After the foot massage, I met David and his Hongkonger cousin John to watch the Spring Festival fireworks. It is only a myth that every Chinese person knows how to make fireworks, but it is not a myth that fireworks are a Chinese invention. These were good, but either they weren't that great or it is just getting harder to appreciate fireworks with age. I think every fireworks show will have to withstand comparison to the one I saw one January a long time ago in Aspen, Co. The fireworks were spectacular, and there was good music too (maybe it was playing in my head) but more spectacular was everything else that the fireworks lit up--that deep night sky and the epic, unfathomably-sized Aspen Mountain. For moments at a time its face was almost completely illuminated--unusually bare and thus even more majestic than normal: lit up by itself, without the skiers and the rest all over it, it took on the appearance of a sleeping monster, hiding in plain sight, as the guardian of the legion of princely, forbidding Rocky mountains. Like that monster in The Empire Strikes Back that doesn't just live in the tunnel, but is the tunnel. The mountain thankfully is nicer than that monster, and it doesn't have a mouth.
Fireworks over Hong Kong aren't as spectacular if only because the skyline always already looks like a fireworks show. Nightly, the billion-dollar bank buildings are lit up in some of the most inexplicable and sometimes delightful ways--from the HSBC's alternating colors rushing up and down its robotic facade, making it look like an 8-bit nemesis of Godzilla, to the pulsating edges of the Bank of China's right triangles, to the flashing lights of circular buildings that make up unreadable scrolling messages (most likely ticker symbols), to the the funny hanging light murals that show variations on Christmas scenes, even a month afterwards. Wait--it's always Christmas here.
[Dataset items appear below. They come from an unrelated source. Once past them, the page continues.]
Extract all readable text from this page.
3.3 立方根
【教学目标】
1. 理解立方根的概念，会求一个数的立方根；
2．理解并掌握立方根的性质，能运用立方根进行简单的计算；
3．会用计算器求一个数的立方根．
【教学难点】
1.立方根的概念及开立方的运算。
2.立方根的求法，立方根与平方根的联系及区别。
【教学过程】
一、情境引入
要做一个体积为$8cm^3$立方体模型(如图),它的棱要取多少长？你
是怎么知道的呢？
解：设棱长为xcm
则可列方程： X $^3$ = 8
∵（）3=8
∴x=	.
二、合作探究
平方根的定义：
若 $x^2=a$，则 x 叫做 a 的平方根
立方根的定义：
After the show, we jumped on a bus to get to Kennedy Town (I think), where we met John's family for a Lunar New Year dinner. Okay, so dining is the third thing that people do in Hong Kong, and I don't just think its another form of shopping. David had not met most of these people before, and he had only previously met John and John's 80-year old mother when he was one year old, in Taipei. (Apparently, David was a quiet, quite agreeable baby.)
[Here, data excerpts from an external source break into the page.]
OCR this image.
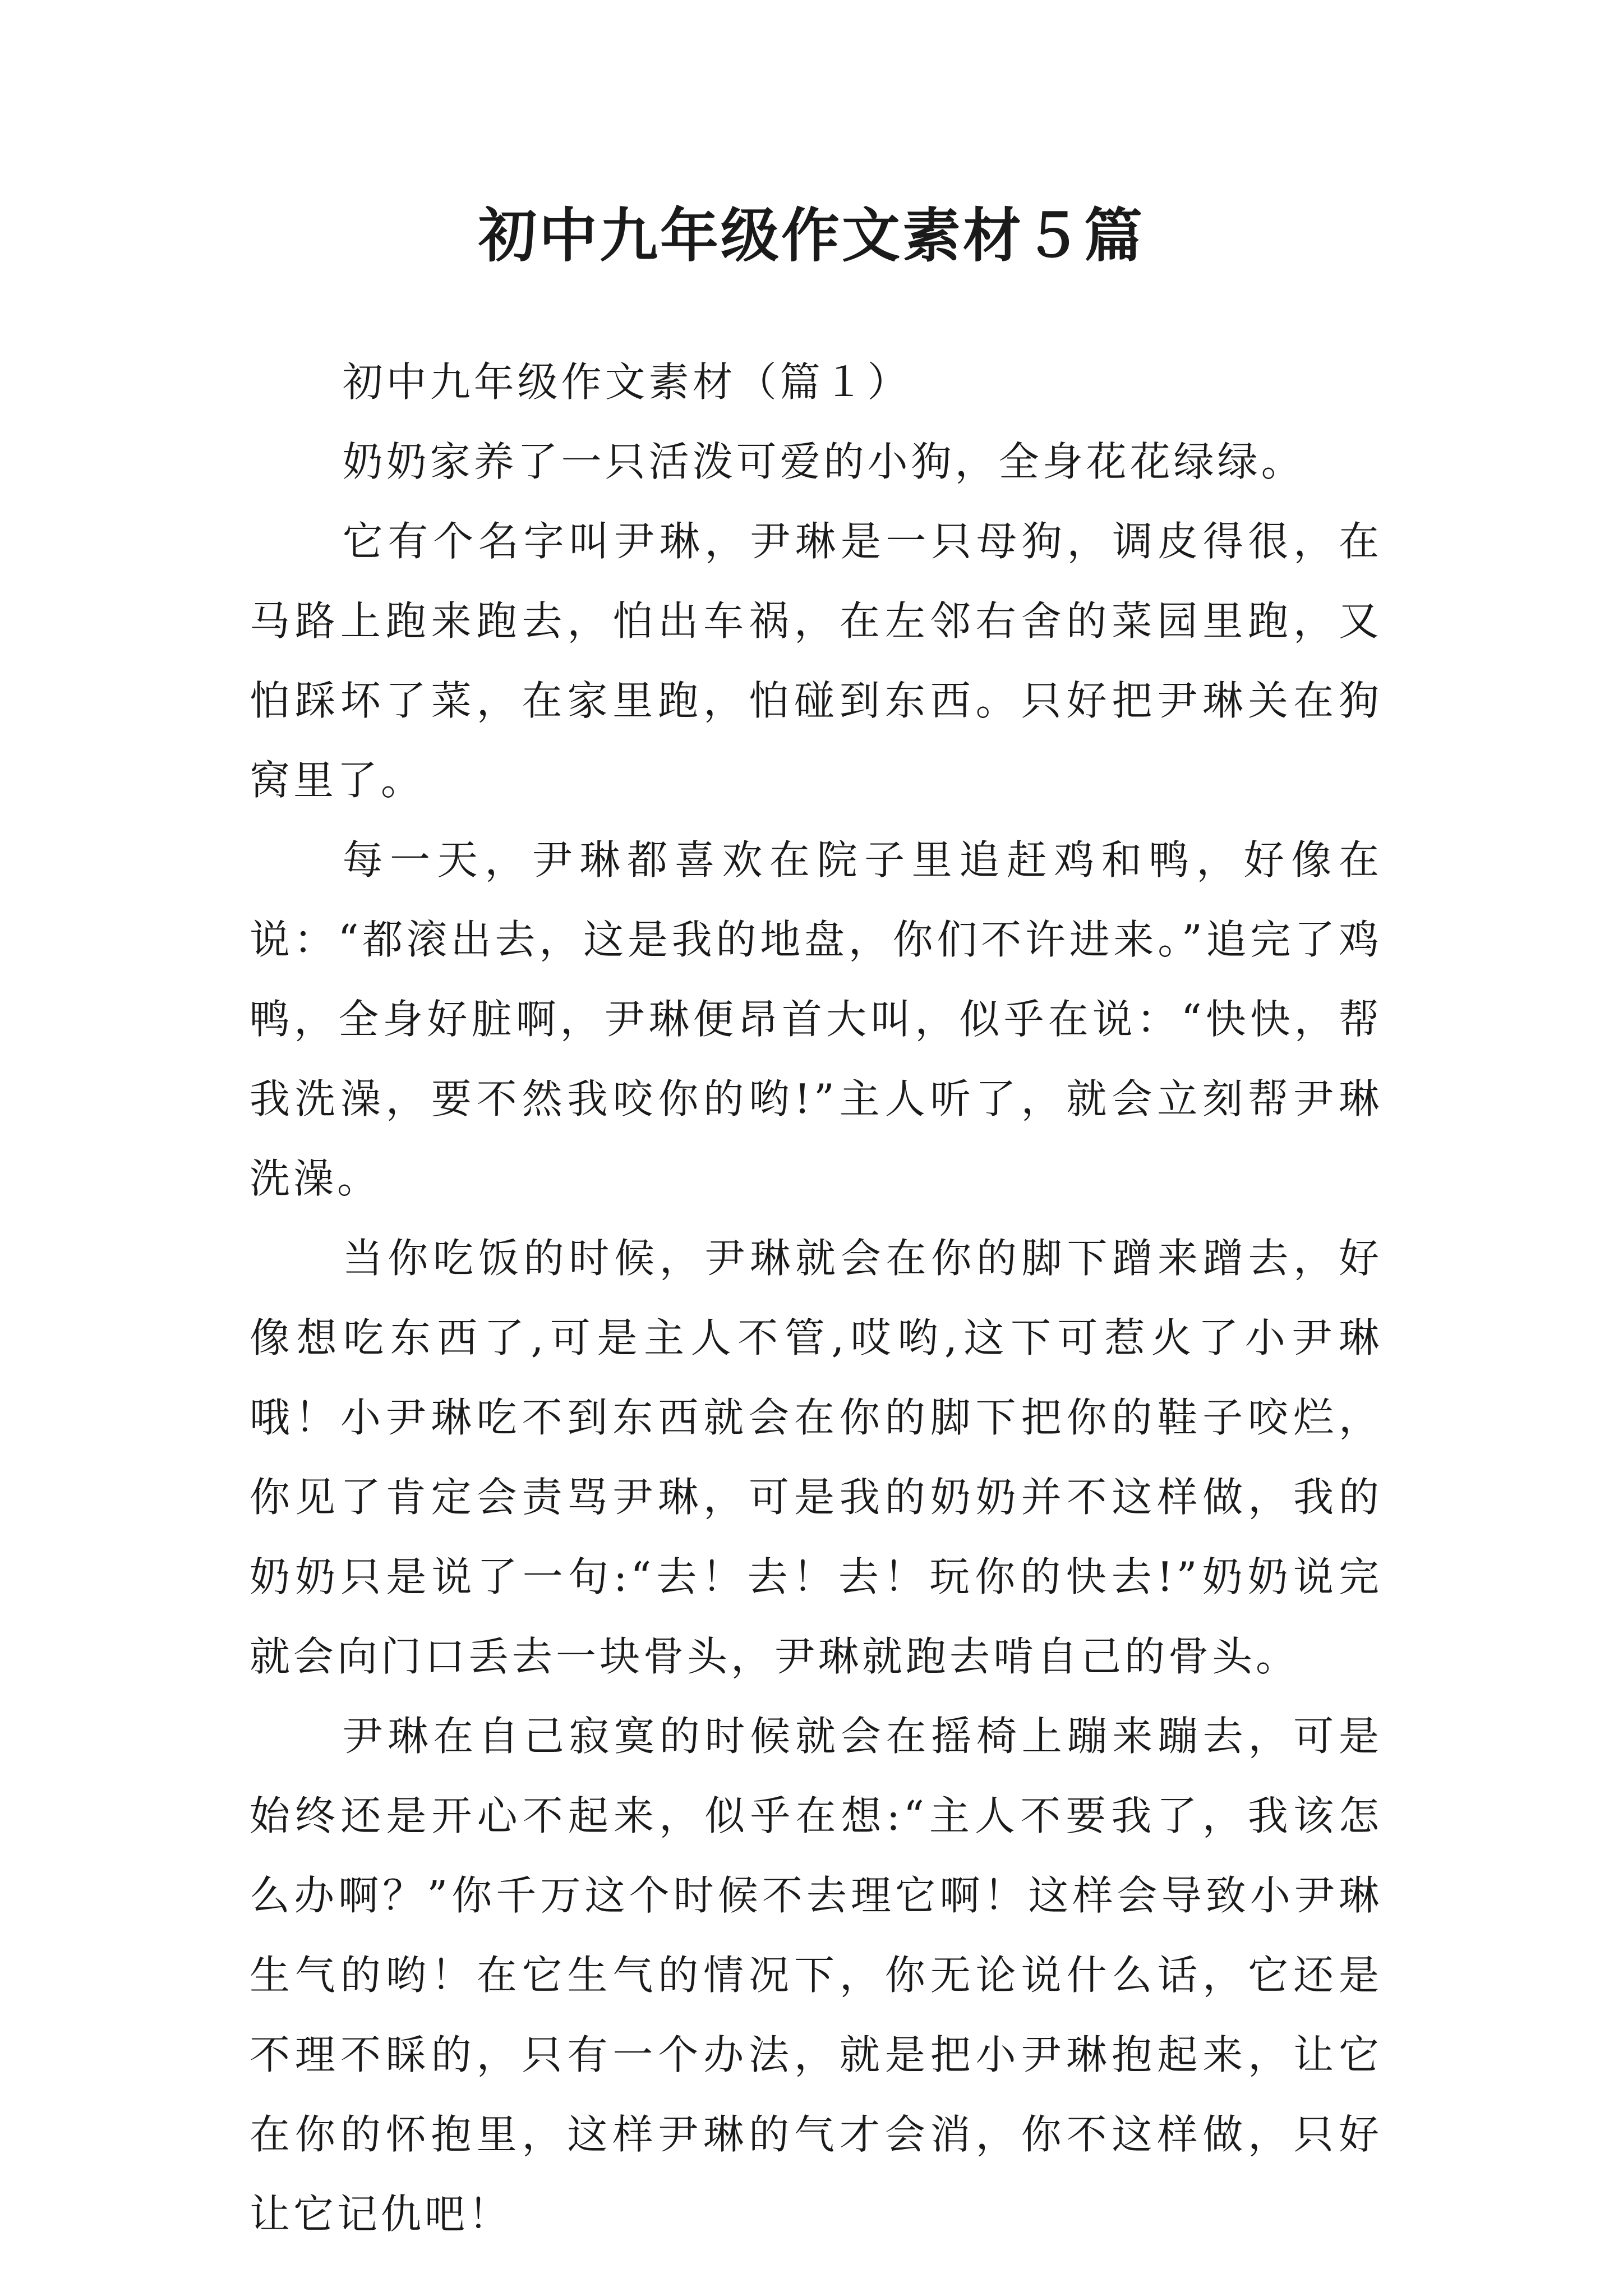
初中九年级作文素材５篇

初中九年级作文素材（篇１）

奶奶家养了一只活泼可爱的小狗，全身花花绿绿。

它有个名字叫尹琳，尹琳是一只母狗，调皮得很，在马路上跑来跑去，怕出车祸，在左邻右舍的菜园里跑，又怕踩坏了菜，在家里跑，怕碰到东西。只好把尹琳关在狗窝里了。

每一天，尹琳都喜欢在院子里追赶鸡和鸭，好像在说：“都滚出去，这是我的地盘，你们不许进来。”追完了鸡鸭，全身好脏啊，尹琳便昂首大叫，似乎在说：“快快，帮我洗澡，要不然我咬你的哟!”主人听了，就会立刻帮尹琳洗澡。

当你吃饭的时候，尹琳就会在你的脚下蹭来蹭去，好像想吃东西了,可是主人不管,哎哟,这下可惹火了小尹琳哦！小尹琳吃不到东西就会在你的脚下把你的鞋子咬烂，你见了肯定会责骂尹琳，可是我的奶奶并不这样做，我的奶奶只是说了一句:“去！去！去！玩你的快去!”奶奶说完就会向门口丢去一块骨头，尹琳就跑去啃自己的骨头。

尹琳在自己寂寞的时候就会在摇椅上蹦来蹦去，可是始终还是开心不起来，似乎在想:“主人不要我了，我该怎么办啊？”你千万这个时候不去理它啊！这样会导致小尹琳生气的哟！在它生气的情况下，你无论说什么话，它还是不理不睬的，只有一个办法，就是把小尹琳抱起来，让它在你的怀抱里，这样尹琳的气才会消，你不这样做，只好让它记仇吧！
John's mother (David's cousin of sorts too) was a real sparkplug, and she knew enough English to talk to both of us about David's family and about how dirty is the mainland, especially her former home, Beijing. She said she loves Hong Kong, which seems so unlikely considering old peoples' tendency to favor some past over the present. But Hong Kong doesn't seem conducive to nostalgia. She's a real local.
One of her other sons was really interesting to talk to, a modest businessman of about 50 with three kids (all present) and lots of enthusiasm for European integration as the key solution to the world's "China problem." He even drew me a map to illustrate his idea, which I wish I had but suffice it to say it was a map of the world with America, Great Britain, Europe, the Middle East, Africa, Russia and China represented by globular shapes, connected by lines and arrows.
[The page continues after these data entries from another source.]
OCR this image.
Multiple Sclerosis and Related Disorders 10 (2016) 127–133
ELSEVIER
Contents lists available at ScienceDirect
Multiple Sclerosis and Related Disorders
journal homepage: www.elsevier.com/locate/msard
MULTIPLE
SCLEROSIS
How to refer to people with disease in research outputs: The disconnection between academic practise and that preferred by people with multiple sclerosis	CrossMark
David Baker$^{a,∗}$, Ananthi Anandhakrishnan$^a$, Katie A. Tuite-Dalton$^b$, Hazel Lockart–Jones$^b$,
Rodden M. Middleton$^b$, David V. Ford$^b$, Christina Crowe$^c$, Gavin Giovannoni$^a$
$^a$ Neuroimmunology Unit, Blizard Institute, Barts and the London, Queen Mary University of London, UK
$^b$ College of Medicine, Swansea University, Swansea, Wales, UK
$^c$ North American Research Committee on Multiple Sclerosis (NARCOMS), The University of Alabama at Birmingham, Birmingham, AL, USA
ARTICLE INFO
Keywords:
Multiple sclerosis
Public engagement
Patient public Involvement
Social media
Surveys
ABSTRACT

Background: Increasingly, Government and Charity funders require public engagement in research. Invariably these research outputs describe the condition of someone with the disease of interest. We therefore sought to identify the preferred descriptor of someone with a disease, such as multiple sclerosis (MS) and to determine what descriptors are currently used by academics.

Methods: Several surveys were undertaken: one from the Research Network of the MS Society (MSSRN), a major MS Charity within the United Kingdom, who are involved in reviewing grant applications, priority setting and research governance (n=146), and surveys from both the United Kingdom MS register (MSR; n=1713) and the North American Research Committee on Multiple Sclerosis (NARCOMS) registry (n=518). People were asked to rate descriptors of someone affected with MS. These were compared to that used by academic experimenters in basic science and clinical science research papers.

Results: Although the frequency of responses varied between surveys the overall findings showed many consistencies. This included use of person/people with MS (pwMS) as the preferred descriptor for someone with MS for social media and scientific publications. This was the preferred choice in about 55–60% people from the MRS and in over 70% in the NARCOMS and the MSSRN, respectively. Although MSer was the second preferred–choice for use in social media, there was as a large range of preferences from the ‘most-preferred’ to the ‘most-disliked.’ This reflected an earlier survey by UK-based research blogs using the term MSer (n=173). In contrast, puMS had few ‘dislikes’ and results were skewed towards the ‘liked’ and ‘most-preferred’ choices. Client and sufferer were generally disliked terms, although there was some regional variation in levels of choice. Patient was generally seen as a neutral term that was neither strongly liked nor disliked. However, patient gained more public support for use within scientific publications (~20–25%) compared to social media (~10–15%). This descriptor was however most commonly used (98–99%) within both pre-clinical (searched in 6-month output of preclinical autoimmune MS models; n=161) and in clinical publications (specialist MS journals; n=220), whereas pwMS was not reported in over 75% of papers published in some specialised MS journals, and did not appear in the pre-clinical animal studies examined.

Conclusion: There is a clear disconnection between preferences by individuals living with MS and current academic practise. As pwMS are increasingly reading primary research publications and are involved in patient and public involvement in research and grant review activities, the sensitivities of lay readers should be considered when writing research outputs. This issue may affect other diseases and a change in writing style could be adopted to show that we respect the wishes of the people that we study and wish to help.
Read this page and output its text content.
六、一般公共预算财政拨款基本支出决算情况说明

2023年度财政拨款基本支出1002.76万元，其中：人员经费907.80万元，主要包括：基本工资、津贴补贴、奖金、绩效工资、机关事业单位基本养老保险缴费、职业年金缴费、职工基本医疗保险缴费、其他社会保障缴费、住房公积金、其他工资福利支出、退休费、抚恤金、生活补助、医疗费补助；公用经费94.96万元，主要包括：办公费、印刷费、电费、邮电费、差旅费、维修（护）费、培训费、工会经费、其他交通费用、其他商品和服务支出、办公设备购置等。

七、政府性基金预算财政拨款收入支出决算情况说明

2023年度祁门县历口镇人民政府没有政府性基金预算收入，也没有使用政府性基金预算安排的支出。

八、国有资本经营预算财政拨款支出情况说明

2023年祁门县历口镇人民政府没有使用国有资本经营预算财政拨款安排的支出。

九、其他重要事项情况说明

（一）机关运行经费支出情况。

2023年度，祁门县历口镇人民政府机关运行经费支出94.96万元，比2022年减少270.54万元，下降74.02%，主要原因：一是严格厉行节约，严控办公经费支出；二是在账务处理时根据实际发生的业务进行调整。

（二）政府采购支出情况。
The dinner was as grandiose and interconnected, a real feast of everything from shark's fin soup to bok choi to sweet and sour pork to a diced up chicken to all sorts of other tasty, fleshy things whose ingredients I am unable to recount in Chinese or in English. (Whether the animal of honor was present at the table, I can't say.) Again, suffice it to say it was all yummy, and no rashes have yet to creep across my body, as happened to David the other night. For a good New Years meal and celebration it more than sufficed.